2. Temos que cuidar de tudo que temos com o máximo de responsabilidade, pois o que temos não é nosso. Como você cuida de algo que não é seu? Exemplo: Como você cuida de um carro emprestado? O tudo que temos que cuidar inclui tudo mesmo, mas vamos dar alguns exemplos:
• O corpo: você cuida de sua saúde? Como anda sua alimentação? E a forma física? Você descansa? Tem vícios? O corpo do cristão pertence ao Senhor (I Co 6:19-20), e o do casado pertence ao cônjuge (I Co 7:4).
• A mente: você tem dado bons alimentos para sua mente? Ou fica só na TV? Quantos livros lê por ano? Está estudando?
• O cônjuge: o que seu esposo(a) responderia se eu lhe perguntasse agora: seu esposo(a) lhe faz feliz? Dt 24:5
• Os filhos: será que já entendemos que não estamos criando filhos pra nós, mas para o Senhor? Há uma frase interessante circulando na Internet: todo mundo falando em deixar um planeta melhor para nossos filhos, mas ninguém fala em deixar filhos melhores para o planeta. Sl 78:4-6 / Pv 22:6 / Ef 6:4
• O dinheiro: esta é uma questão profundamente espiritual. Como lidamos com o dinheiro? Estamos procurando ser bons administradores? Viver livre de dívidas? Gastar menos do que ganhamos? Somos generosos? Fiéis nos dízimos e ofertas? E mais: nosso orçamento é a prova de nossas prioridades.
• Os bens: zelamos por aquilo que Deus tem nos dado? Usamos para sua obra?
• O tempo: o que temos feito com esta dádiva inestimável?
• O ministério: temos dado o melhor pra Deus, ou o que sobra?

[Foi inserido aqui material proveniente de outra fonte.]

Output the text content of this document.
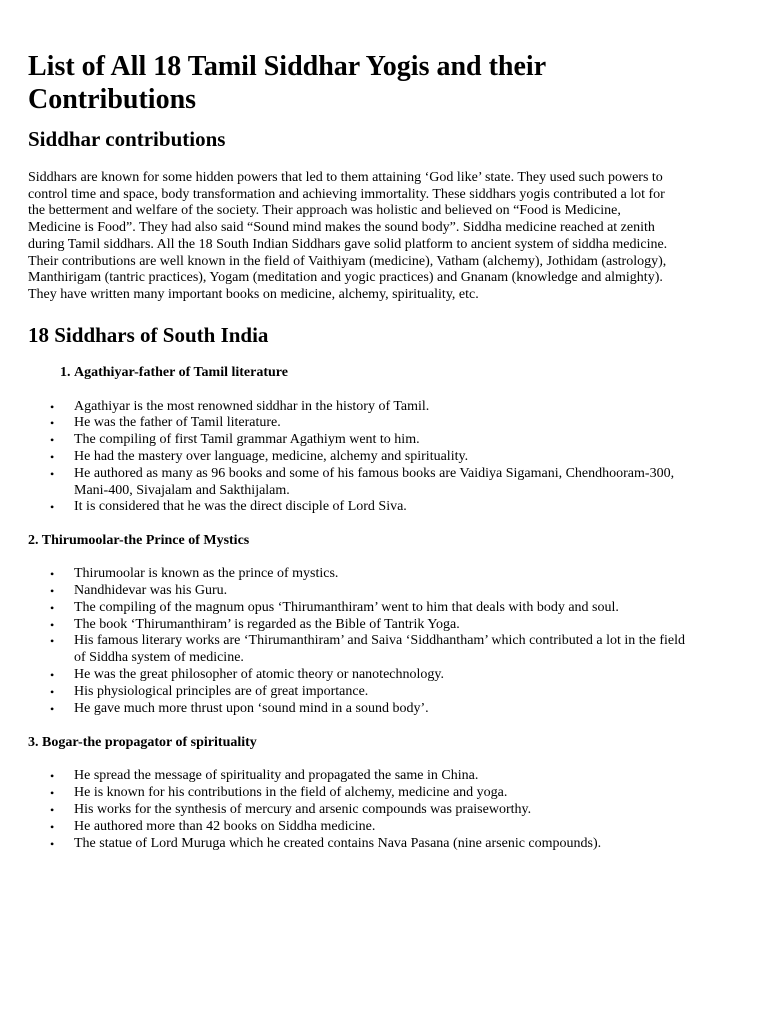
List of All 18 Tamil Siddhar Yogis and their Contributions
Siddhar contributions

Siddhars are known for some hidden powers that led to them attaining ‘God like’ state. They used such powers to control time and space, body transformation and achieving immortality. These siddhars yogis contributed a lot for the betterment and welfare of the society. Their approach was holistic and believed on “Food is Medicine, Medicine is Food”. They had also said “Sound mind makes the sound body”. Siddha medicine reached at zenith during Tamil siddhars. All the 18 South Indian Siddhars gave solid platform to ancient system of siddha medicine. Their contributions are well known in the field of Vaithiyam (medicine), Vatham (alchemy), Jothidam (astrology), Manthirigam (tantric practices), Yogam (meditation and yogic practices) and Gnanam (knowledge and almighty). They have written many important books on medicine, alchemy, spirituality, etc.

18 Siddhars of South India
1. Agathiyar-father of Tamil literature
• Agathiyar is the most renowned siddhar in the history of Tamil.
• He was the father of Tamil literature.
• The compiling of first Tamil grammar Agathiym went to him.
• He had the mastery over language, medicine, alchemy and spirituality.
• He authored as many as 96 books and some of his famous books are Vaidiya Sigamani, Chendhooram-300, Mani-400, Sivajalam and Sakthijalam.
• It is considered that he was the direct disciple of Lord Siva.

2. Thirumoolar-the Prince of Mystics

• Thirumoolar is known as the prince of mystics.
• Nandhidevar was his Guru.
• The compiling of the magnum opus ‘Thirumanthiram’ went to him that deals with body and soul.
• The book ‘Thirumanthiram’ is regarded as the Bible of Tantrik Yoga.
• His famous literary works are ‘Thirumanthiram’ and Saiva ‘Siddhantham’ which contributed a lot in the field of Siddha system of medicine.
• He was the great philosopher of atomic theory or nanotechnology.
• His physiological principles are of great importance.
• He gave much more thrust upon ‘sound mind in a sound body’.

3. Bogar-the propagator of spirituality

• He spread the message of spirituality and propagated the same in China.
• He is known for his contributions in the field of alchemy, medicine and yoga.
• His works for the synthesis of mercury and arsenic compounds was praiseworthy.
• He authored more than 42 books on Siddha medicine.
• The statue of Lord Muruga which he created contains Nava Pasana (nine arsenic compounds).
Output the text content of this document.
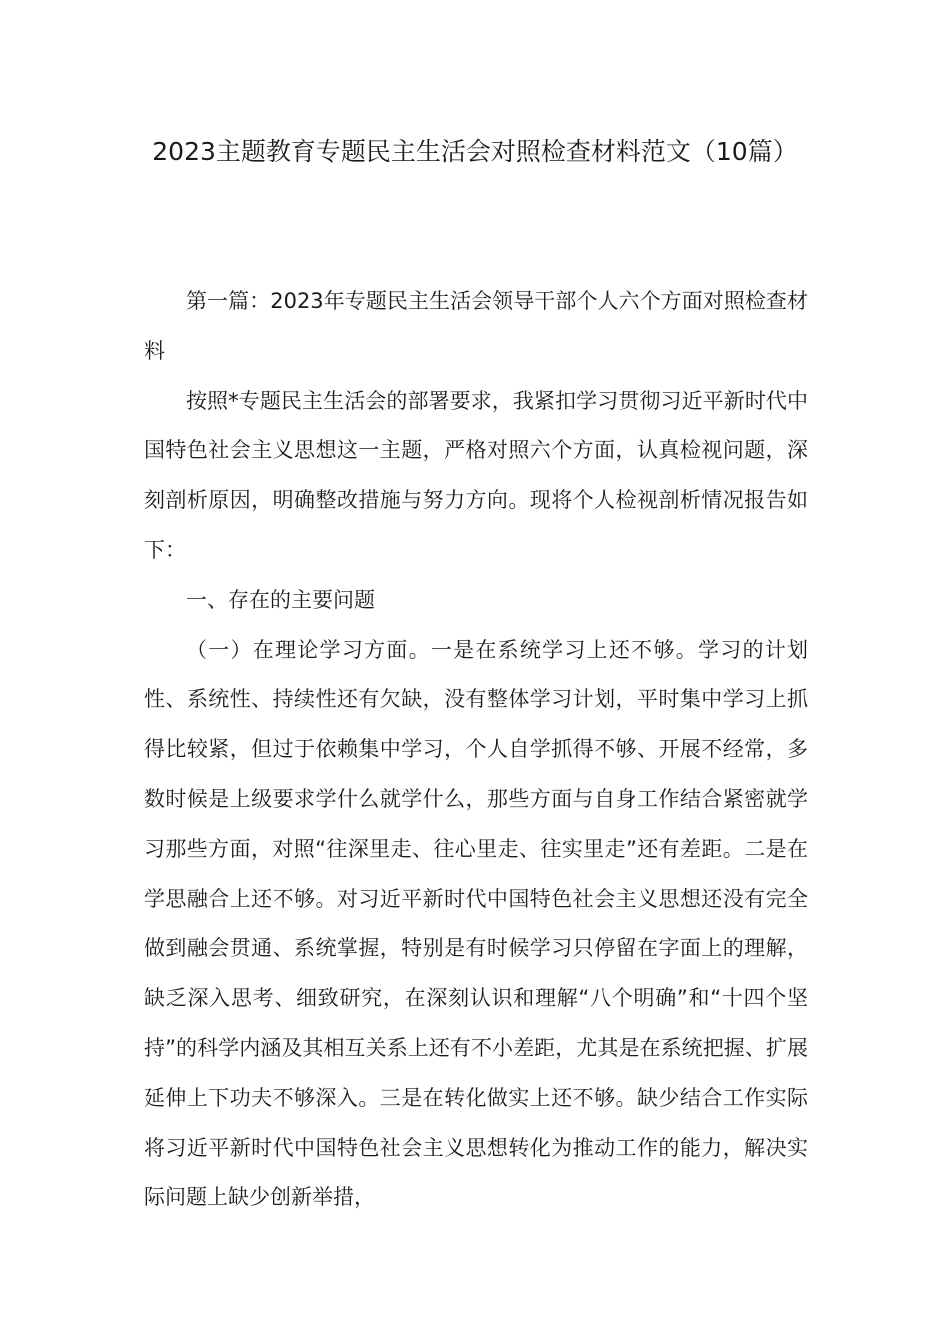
2023主题教育专题民主生活会对照检查材料范文（10篇）

第一篇：2023年专题民主生活会领导干部个人六个方面对照检查材料

按照*专题民主生活会的部署要求，我紧扣学习贯彻习近平新时代中国特色社会主义思想这一主题，严格对照六个方面，认真检视问题，深刻剖析原因，明确整改措施与努力方向。现将个人检视剖析情况报告如下：

一、存在的主要问题

（一）在理论学习方面。一是在系统学习上还不够。学习的计划性、系统性、持续性还有欠缺，没有整体学习计划，平时集中学习上抓得比较紧，但过于依赖集中学习，个人自学抓得不够、开展不经常，多数时候是上级要求学什么就学什么，那些方面与自身工作结合紧密就学习那些方面，对照“往深里走、往心里走、往实里走”还有差距。二是在学思融合上还不够。对习近平新时代中国特色社会主义思想还没有完全做到融会贯通、系统掌握，特别是有时候学习只停留在字面上的理解，缺乏深入思考、细致研究，在深刻认识和理解“八个明确”和“十四个坚持”的科学内涵及其相互关系上还有不小差距，尤其是在系统把握、扩展延伸上下功夫不够深入。三是在转化做实上还不够。缺少结合工作实际将习近平新时代中国特色社会主义思想转化为推动工作的能力，解决实际问题上缺少创新举措，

Somos excelentes, ou relaxados? Jr 48:10
3. Não fugir dos problemas, mas resolvê-los com a ajuda do Senhor. Sempre teremos problemas pra resolver, e a omissão não ajuda em nada.
4. Administrar segundo as regras do dono, não as nossas, e dar lucro a ele. Não dar prejuízo, mas trazer lucro ao dono do que temos. Usarmos o que ele nos permite, com gratidão. Usar, não abusar. Exemplos: Deus é dono de nosso tempo, e nos pediu um dia de cada sete; Deus é dono de nosso dinheiro, e nos pediu o dízimo e as ofertas.
5. Pouco ou muito, fazer o melhor com o que o Senhor pôs em suas mãos. Há pessoas que vivem murmurando que têm pouco, invejando os que têm muito, e não são fiéis no pouco. Nunca serão colocados no muito! Veja Mt 25:21 e Lc 16:10. Precisamos lembrar de José, que foi fiel na escassez e na abundância. Lembrar que bons administradores conquistam a confiança do Senhor. E como o Senhor recompensa os bons administradores? Dá-lhes privilégios e mais responsabilidades! Quanto maior a responsabilidade, maior a cobrança.
Vamos prestar contas um dia. Deus é um investidor inteligente, e ele quer retorno do que tem investido em nós. Receberemos repreensão ou elogio e recompensa. Que tipo de administrador você tem sido?